Log in or register now.
The life of Khalid Ibn Walid made sense to me as a kid. Fight for Allah and be granted a place in Heaven. What better way to live than be a warrior of Allah? Such simplicity.
It's not based in reality though. Even one of the greatest generals of our deen died in bed an old man.
There is so much sin I have to atone for in life. To live and ask sincere forgiveness from my creator takes more courage than fighting an external foe. Jihad means a struggle or fight against an enemy, but what if the enemy is your very own self?
Everywhere I go, there are people that have praised the graciousness and love of Allah. I take an Uber, I go to work, I call a family member, I converse with my best friend..... Strangers with little in common except a deep love for Him that created all. Bruv, it's like everywhere I turn, I'm smacked with the reality of who I really am in this universe.
Forgive me Allah. I've always lived a blessed life no matter where or what I've been through and all I've done is run away from your grace. I never understood why you always gave me so much.
Humbleness and gratitude are what I'm missing. These are the personal challenges you've tasked me to overcome. When one receives so much, can they bend and be gratuitous to He who has given him all? Because I read a few books, or experience a few things, or be gifted with some base intelligence, means I know more than my creator? Destruction of my ego is my personal challenge in life.
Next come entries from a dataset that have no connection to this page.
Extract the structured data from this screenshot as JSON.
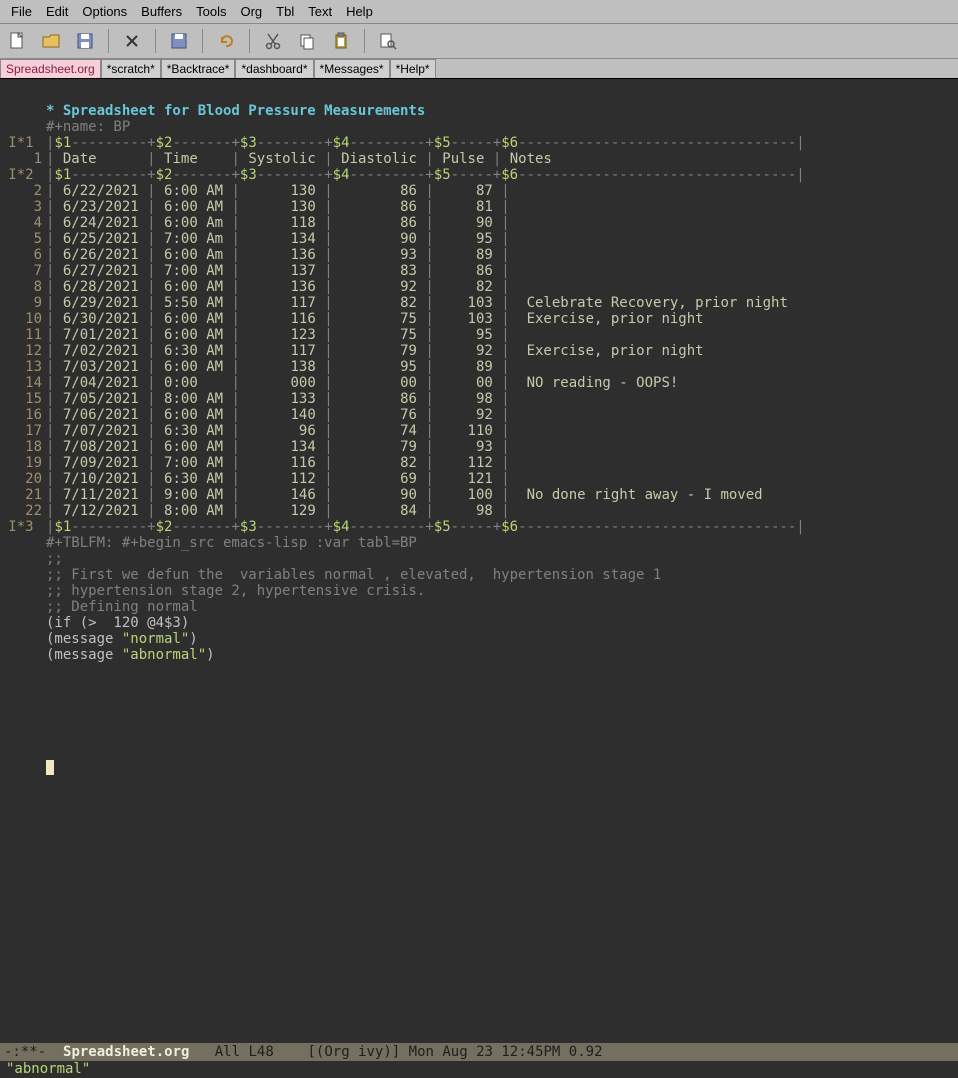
{
  "menu": [
    "File",
    "Edit",
    "Options",
    "Buffers",
    "Tools",
    "Org",
    "Tbl",
    "Text",
    "Help"
  ],
  "toolbar_icons": [
    "new-file",
    "open-file",
    "save-file",
    "close",
    "save-as",
    "undo",
    "cut",
    "copy",
    "paste",
    "search"
  ],
  "tabs": [
    {
      "label": "Spreadsheet.org",
      "active": true
    },
    {
      "label": "*scratch*",
      "active": false
    },
    {
      "label": "*Backtrace*",
      "active": false
    },
    {
      "label": "*dashboard*",
      "active": false
    },
    {
      "label": "*Messages*",
      "active": false
    },
    {
      "label": "*Help*",
      "active": false
    }
  ],
  "doc": {
    "title": "* Spreadsheet for Blood Pressure Measurements",
    "name_line": "#+name: BP",
    "headers": [
      "Date",
      "Time",
      "Systolic",
      "Diastolic",
      "Pulse",
      "Notes"
    ],
    "rows": [
      {
        "n": 2,
        "date": "6/22/2021",
        "time": "6:00 AM",
        "sys": "130",
        "dia": "86",
        "pulse": "87",
        "notes": ""
      },
      {
        "n": 3,
        "date": "6/23/2021",
        "time": "6:00 AM",
        "sys": "130",
        "dia": "86",
        "pulse": "81",
        "notes": ""
      },
      {
        "n": 4,
        "date": "6/24/2021",
        "time": "6:00 Am",
        "sys": "118",
        "dia": "86",
        "pulse": "90",
        "notes": ""
      },
      {
        "n": 5,
        "date": "6/25/2021",
        "time": "7:00 Am",
        "sys": "134",
        "dia": "90",
        "pulse": "95",
        "notes": ""
      },
      {
        "n": 6,
        "date": "6/26/2021",
        "time": "6:00 Am",
        "sys": "136",
        "dia": "93",
        "pulse": "89",
        "notes": ""
      },
      {
        "n": 7,
        "date": "6/27/2021",
        "time": "7:00 AM",
        "sys": "137",
        "dia": "83",
        "pulse": "86",
        "notes": ""
      },
      {
        "n": 8,
        "date": "6/28/2021",
        "time": "6:00 AM",
        "sys": "136",
        "dia": "92",
        "pulse": "82",
        "notes": ""
      },
      {
        "n": 9,
        "date": "6/29/2021",
        "time": "5:50 AM",
        "sys": "117",
        "dia": "82",
        "pulse": "103",
        "notes": "Celebrate Recovery, prior night"
      },
      {
        "n": 10,
        "date": "6/30/2021",
        "time": "6:00 AM",
        "sys": "116",
        "dia": "75",
        "pulse": "103",
        "notes": "Exercise, prior night"
      },
      {
        "n": 11,
        "date": "7/01/2021",
        "time": "6:00 AM",
        "sys": "123",
        "dia": "75",
        "pulse": "95",
        "notes": ""
      },
      {
        "n": 12,
        "date": "7/02/2021",
        "time": "6:30 AM",
        "sys": "117",
        "dia": "79",
        "pulse": "92",
        "notes": "Exercise, prior night"
      },
      {
        "n": 13,
        "date": "7/03/2021",
        "time": "6:00 AM",
        "sys": "138",
        "dia": "95",
        "pulse": "89",
        "notes": ""
      },
      {
        "n": 14,
        "date": "7/04/2021",
        "time": "0:00",
        "sys": "000",
        "dia": "00",
        "pulse": "00",
        "notes": "NO reading - OOPS!"
      },
      {
        "n": 15,
        "date": "7/05/2021",
        "time": "8:00 AM",
        "sys": "133",
        "dia": "86",
        "pulse": "98",
        "notes": ""
      },
      {
        "n": 16,
        "date": "7/06/2021",
        "time": "6:00 AM",
        "sys": "140",
        "dia": "76",
        "pulse": "92",
        "notes": ""
      },
      {
        "n": 17,
        "date": "7/07/2021",
        "time": "6:30 AM",
        "sys": "96",
        "dia": "74",
        "pulse": "110",
        "notes": ""
      },
      {
        "n": 18,
        "date": "7/08/2021",
        "time": "6:00 AM",
        "sys": "134",
        "dia": "79",
        "pulse": "93",
        "notes": ""
      },
      {
        "n": 19,
        "date": "7/09/2021",
        "time": "7:00 AM",
        "sys": "116",
        "dia": "82",
        "pulse": "112",
        "notes": ""
      },
      {
        "n": 20,
        "date": "7/10/2021",
        "time": "6:30 AM",
        "sys": "112",
        "dia": "69",
        "pulse": "121",
        "notes": ""
      },
      {
        "n": 21,
        "date": "7/11/2021",
        "time": "9:00 AM",
        "sys": "146",
        "dia": "90",
        "pulse": "100",
        "notes": "No done right away - I moved"
      },
      {
        "n": 22,
        "date": "7/12/2021",
        "time": "8:00 AM",
        "sys": "129",
        "dia": "84",
        "pulse": "98",
        "notes": ""
      }
    ],
    "tblfm": "#+TBLFM: #+begin_src emacs-lisp :var tabl=BP",
    "code": [
      ";;",
      ";; First we defun the  variables normal , elevated,  hypertension stage 1",
      ";; hypertension stage 2, hypertensive crisis.",
      "",
      ";; Defining normal",
      "",
      "",
      "(if (>  120 @4$3)",
      "(message \"normal\")",
      "(message \"abnormal\")"
    ]
  },
  "mode_line": {
    "left": "-:**-",
    "buffer": "Spreadsheet.org",
    "pos": "All L48",
    "mode": "[(Org ivy)]",
    "time": "Mon Aug 23 12:45PM 0.92"
  },
  "minibuffer": "\"abnormal\""
}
The sword of allah's challenge wasn't whether he could defeat Allah's enemy's but if he could accept dying being nothing more than another slave of Allah. To die bedridden after surviving a hundred battles..... His challenge was if he could be peaceful. What irony. A hundred battles, scars all over his body, don't look at what one has, but that which he lacks. What do you lack? Can you be ok with what you lack and still give gratitude to all that you have?
The biggest obstacle between you and your creator is always you. Your misjudgments, your ignorance, your unawareness.....My misjudgments, my ignorance, my unawareness. No matter how much you or I have transgressed against Allah, he's always there to give us love.
True unconditional love stems only from He who created you from mud. Not even the love of your mother can compare to his Love.
What do you lack, and are you okay overlooking that which you lack for all that you have instead? What other test is there other than this? In the Quran, Allah tests all with that which they believe as the most precious, given to them by He, to remind them that it was He who gave them that which they build their identity around.
What our creator doesn't give you is the test.